Ha ha ha.., ya memang begitulah cara kerja konsumerisme… saya pun jadi korbannya tadi malam….

Read Full Post »

Namanya juga penggoda, maka fungsinya adalah untuk menggoda agar target sasaran berpindah perhatiannya. Di ranah promosi (marketing) kita kenal dengan istilah teaser yang dimunculkan untuk mengganggu target market agar perhatiannya berpindah atau minimal terbelah. Teaser ini biasanya berupa iklan yang bernuansa sensasional dan bombastis. Para kreator iklan percaya bahwa teaser ini akan menggiring target market untuk memperhatikan iklan produk yang dimunculkan segera setelahnya.

Tak hanya di marketing, bidang-bidang lain pun jamak menggunakan strategi ini untuk merengkuh perhatian. Praktisi politik termasuk yang intensif menggunakan strategi ini misalnya dalam arena pemilihan pengurus, pemilihan anggota dewan wakil rakyat, hingga pemilihan presiden. Lalu, jangan salah kira, pemerintahan pun sering melakukannya, misalnya dalam rangka meredam isu-isu publik yang diprediksi bakal merugikan citra pemerintahan.
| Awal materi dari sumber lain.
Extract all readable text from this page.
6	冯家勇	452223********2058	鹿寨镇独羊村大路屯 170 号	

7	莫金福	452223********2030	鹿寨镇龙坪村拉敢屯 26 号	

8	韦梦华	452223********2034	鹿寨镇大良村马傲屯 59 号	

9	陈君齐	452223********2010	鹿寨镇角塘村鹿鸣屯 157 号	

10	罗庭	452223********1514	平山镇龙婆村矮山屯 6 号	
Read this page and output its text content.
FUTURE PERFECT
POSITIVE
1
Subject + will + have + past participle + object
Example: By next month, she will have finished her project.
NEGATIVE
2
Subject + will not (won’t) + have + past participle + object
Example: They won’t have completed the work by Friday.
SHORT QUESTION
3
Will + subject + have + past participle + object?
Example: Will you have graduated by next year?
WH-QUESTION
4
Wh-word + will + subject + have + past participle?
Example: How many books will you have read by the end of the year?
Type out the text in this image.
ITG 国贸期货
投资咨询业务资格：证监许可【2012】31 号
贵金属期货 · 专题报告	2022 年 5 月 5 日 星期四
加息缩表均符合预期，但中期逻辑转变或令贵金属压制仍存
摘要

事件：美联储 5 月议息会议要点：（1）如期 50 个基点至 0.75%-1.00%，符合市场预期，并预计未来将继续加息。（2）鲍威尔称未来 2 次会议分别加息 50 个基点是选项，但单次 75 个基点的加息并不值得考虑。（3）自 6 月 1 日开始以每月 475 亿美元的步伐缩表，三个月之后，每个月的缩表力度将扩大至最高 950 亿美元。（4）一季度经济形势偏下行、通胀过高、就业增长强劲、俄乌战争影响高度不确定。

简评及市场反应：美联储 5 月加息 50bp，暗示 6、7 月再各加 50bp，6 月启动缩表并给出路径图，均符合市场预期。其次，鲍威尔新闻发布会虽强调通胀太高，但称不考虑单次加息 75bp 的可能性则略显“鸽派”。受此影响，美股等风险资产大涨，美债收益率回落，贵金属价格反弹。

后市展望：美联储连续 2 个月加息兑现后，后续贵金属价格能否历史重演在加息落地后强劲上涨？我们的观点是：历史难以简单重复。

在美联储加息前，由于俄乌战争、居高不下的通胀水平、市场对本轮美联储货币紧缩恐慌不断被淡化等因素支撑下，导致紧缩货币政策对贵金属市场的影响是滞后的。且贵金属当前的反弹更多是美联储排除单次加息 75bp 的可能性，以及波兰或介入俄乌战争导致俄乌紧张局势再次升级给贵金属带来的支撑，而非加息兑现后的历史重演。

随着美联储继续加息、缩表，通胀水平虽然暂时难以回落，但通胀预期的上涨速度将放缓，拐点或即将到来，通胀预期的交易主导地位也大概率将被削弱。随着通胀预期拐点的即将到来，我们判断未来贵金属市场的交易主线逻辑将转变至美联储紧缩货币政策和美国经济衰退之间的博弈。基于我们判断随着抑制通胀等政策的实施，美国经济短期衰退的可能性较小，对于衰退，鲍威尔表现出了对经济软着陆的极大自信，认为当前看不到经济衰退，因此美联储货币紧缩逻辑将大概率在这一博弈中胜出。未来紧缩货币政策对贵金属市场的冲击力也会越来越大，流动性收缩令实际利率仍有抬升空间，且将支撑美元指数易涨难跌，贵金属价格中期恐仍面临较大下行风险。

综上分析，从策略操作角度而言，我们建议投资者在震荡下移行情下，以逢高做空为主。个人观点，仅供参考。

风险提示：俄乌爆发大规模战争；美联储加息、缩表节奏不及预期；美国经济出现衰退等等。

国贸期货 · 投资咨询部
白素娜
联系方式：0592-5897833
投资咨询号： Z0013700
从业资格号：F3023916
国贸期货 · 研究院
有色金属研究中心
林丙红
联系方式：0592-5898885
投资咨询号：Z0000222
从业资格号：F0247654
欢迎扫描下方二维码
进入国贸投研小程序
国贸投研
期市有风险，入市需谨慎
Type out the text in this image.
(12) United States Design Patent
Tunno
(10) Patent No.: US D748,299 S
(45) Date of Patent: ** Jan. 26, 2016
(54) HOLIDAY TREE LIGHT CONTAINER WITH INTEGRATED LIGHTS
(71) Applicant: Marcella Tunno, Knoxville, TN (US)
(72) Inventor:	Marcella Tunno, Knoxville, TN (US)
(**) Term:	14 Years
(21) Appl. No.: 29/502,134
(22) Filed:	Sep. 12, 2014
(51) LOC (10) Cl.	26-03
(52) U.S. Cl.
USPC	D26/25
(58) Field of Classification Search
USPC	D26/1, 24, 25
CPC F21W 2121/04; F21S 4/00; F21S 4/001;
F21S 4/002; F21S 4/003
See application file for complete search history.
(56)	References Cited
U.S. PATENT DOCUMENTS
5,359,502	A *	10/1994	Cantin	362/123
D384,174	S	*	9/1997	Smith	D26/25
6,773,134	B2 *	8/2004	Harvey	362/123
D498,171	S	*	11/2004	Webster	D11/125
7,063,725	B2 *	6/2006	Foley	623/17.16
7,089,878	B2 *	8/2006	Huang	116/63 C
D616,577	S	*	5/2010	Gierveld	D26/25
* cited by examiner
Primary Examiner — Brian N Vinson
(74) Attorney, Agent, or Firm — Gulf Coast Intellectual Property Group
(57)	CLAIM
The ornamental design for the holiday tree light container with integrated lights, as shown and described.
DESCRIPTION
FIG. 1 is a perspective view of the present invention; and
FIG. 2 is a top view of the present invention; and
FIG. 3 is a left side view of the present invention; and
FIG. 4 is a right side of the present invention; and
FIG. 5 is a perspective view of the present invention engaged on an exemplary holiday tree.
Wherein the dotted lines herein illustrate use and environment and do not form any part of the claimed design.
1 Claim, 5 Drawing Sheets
Termasuk foto di atas yang dimaksudkan untuk mengalihkan perhatian pengemudi di belakang bus agar menjadi lebih fresh dan tidak mengantuk….he he he…

Read Full Post »

Media memang berpihak. Tak percaya? Coba simak, ketika TV atau koran  memiliki julukan berbeda-beda untuk menyebut satu hal yang sama.  Al Jazeera menyebut para pelempar mortir di Jalur Gaza dengan sebutan ‘pejuang’ Palestina, sementara CNN menyebut mereka ‘teroris’. Ini memperlihatkan keberpihakan media pada pihak tertentu secara terang benderang.

Pemihakan media di dalam negeri pun juga terlihat. Metro TV yang dimiliki Surya Paloh dengan gencar memberitakan kegiatan bos nya ini dalam kancah politik baik ketika kampanye pilpres (liputan partai Golkar) maupun sekarang (liputan organisasi Nasional Demokrat) dengan porsi yang masif. Jadi jangan harap TV ini menayangkan kegiatan partai lain atau orsospol lain dengan porsi yang sama besar. Beberapa koran pun melakukan hal yang sama. Coba perhatikan koran kuning Rakyat Merdeka, dimana hampir semua kebijakan pemerintah dianggap salah oleh koran ini. Barangkali keberpihakannya adalah kepada sisi pijak oposisi, karena dengan demikian ia memperoleh topik berita yang angle nya sensasional sehingga memiliki nilai jual di masyarakat.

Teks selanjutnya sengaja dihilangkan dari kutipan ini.